The lack of the traditional match-by-match news also meant it hasn’t just been the likes of challenger brands such as The Athletic dipping their toe into different sports or leagues.
The Bundesliga’s return saw The Sun produce an eight-page pull-out on the German League – something unthinkable a few months ago and the deep analysis of the league more akin to a ‘football hipsters’ blog rather than a traditional red top.
And whether it is chess in The Guardian or UFC given top billing on the Daily Mirror’s sport online homepage – the smaller sports have been given a chance to tell their own stories, especially online.
But what of the sport pages in print? The lockdown had an impact on print sales with football pages one of the major sellers of newspapers so it will be interesting to monitor if there is a resurgence given the Premier League has now returned.
But the return of football has also seen sports desks stretched and we can do our part to help in communications to help. Creating personal relationships, getting the pitch right, speaking to the right journalist and supporting with newsworthy content can help take the pressure off.
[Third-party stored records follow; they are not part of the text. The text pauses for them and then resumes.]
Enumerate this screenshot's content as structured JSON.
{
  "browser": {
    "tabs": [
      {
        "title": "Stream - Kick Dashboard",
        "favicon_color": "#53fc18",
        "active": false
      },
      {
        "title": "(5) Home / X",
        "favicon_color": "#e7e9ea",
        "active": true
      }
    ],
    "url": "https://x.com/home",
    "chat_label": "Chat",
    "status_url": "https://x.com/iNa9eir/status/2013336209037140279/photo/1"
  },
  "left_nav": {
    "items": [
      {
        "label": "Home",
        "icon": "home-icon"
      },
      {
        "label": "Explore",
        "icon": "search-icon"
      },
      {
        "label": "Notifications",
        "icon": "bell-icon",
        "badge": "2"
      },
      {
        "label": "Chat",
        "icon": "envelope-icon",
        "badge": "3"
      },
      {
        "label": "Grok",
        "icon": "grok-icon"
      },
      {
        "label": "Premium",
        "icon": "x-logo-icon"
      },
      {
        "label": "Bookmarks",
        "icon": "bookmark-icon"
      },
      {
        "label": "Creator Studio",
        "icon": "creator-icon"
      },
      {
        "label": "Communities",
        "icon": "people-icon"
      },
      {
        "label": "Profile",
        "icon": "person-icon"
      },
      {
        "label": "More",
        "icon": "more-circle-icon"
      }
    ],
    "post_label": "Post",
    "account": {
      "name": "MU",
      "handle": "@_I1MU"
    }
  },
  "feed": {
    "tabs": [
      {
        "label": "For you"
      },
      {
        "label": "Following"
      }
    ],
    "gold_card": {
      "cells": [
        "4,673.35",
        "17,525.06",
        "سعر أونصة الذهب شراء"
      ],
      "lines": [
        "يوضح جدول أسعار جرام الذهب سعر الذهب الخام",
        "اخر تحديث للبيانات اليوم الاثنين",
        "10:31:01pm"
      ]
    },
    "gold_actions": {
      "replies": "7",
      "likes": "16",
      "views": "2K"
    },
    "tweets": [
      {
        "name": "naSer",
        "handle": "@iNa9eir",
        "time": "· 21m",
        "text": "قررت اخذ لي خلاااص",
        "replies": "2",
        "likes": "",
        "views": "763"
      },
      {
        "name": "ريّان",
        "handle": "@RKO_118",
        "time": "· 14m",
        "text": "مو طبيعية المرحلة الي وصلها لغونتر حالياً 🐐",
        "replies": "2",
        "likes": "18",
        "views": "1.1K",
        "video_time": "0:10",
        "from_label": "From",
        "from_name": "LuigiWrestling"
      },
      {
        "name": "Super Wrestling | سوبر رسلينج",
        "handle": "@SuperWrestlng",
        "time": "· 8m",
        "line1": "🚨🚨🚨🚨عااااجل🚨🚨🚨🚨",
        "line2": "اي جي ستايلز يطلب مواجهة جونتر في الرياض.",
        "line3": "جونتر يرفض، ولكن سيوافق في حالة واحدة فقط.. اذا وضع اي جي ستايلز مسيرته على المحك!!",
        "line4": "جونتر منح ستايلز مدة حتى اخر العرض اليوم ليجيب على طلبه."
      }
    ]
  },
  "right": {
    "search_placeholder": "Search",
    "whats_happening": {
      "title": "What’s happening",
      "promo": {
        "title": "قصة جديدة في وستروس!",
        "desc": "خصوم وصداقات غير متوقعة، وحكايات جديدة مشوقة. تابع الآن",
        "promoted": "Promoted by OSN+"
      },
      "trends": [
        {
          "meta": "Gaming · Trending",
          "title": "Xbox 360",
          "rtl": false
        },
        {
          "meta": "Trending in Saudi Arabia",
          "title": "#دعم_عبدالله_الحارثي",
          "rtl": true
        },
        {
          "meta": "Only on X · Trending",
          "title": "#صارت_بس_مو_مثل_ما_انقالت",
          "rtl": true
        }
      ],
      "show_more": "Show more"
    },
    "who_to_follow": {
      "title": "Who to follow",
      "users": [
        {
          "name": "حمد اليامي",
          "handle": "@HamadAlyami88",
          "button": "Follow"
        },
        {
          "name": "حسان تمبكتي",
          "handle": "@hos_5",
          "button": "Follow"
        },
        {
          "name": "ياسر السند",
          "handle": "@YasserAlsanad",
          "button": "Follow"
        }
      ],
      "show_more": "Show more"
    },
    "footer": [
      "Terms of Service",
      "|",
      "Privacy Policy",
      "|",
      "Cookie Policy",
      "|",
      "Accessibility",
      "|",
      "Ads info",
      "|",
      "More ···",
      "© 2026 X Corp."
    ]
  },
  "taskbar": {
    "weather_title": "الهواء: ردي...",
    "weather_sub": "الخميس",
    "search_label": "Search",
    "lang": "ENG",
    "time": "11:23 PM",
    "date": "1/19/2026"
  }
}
One-size fits all speculative press releases will hopefully be consigned to the dustbin.
At CSM we have invested a lot of time and energy, quite rightly, to build real relationships with journalists outside of pitching stories which allowed us to reap the benefits during the difficult periods.
While there may be some doom and gloom around the state of the sports journalism industry post Covid-19, another positive that could come from it is a thawing in relationships between sports governance and sports media.
Associated Press’ Harris tweeted his surprise that ‘Premier League chief executive Richard Masters has now spoken to the media publicly twice in a couple of weeks.’ While this may have been a comment made with tongue in cheek, the need to get the correct message out during a hugely confusing time clearly hit home in the corridors of power.
And with sponsors not getting as much exposure on television, interviews with mass media has become even more paramount to help sate demands from clubs for mass media exposure.
At CSM, our work with brands such as Sure and Dove Men+Care has secured some great coverage using athletes such as Chelsea’s Tammy Abraham in national newspapers talking about their lockdown habits and how to move more at home.
What will the sports’ press look like once we have all of sport back up and running? I wouldn’t bet against it bouncing back. After all, with the decline of print sales came the advent of Twitter and the digital subscription sales model.
With the pandemic forcing sport to open its doors to media, and the media to open its eyes to new sports and stories, this could be the opportunity to enter a new stage of creativity and co-operativity between media and sport communicators.
And, as a big believer in collaboration which delivers both for the media as well as the client, I hope this will be a moment to look back and see the unparalleled difficulty of the pandemic as a positive learning experience for journalists, communications professionals and for brands. At times like this, we should remind ourselves that we’re all in it together.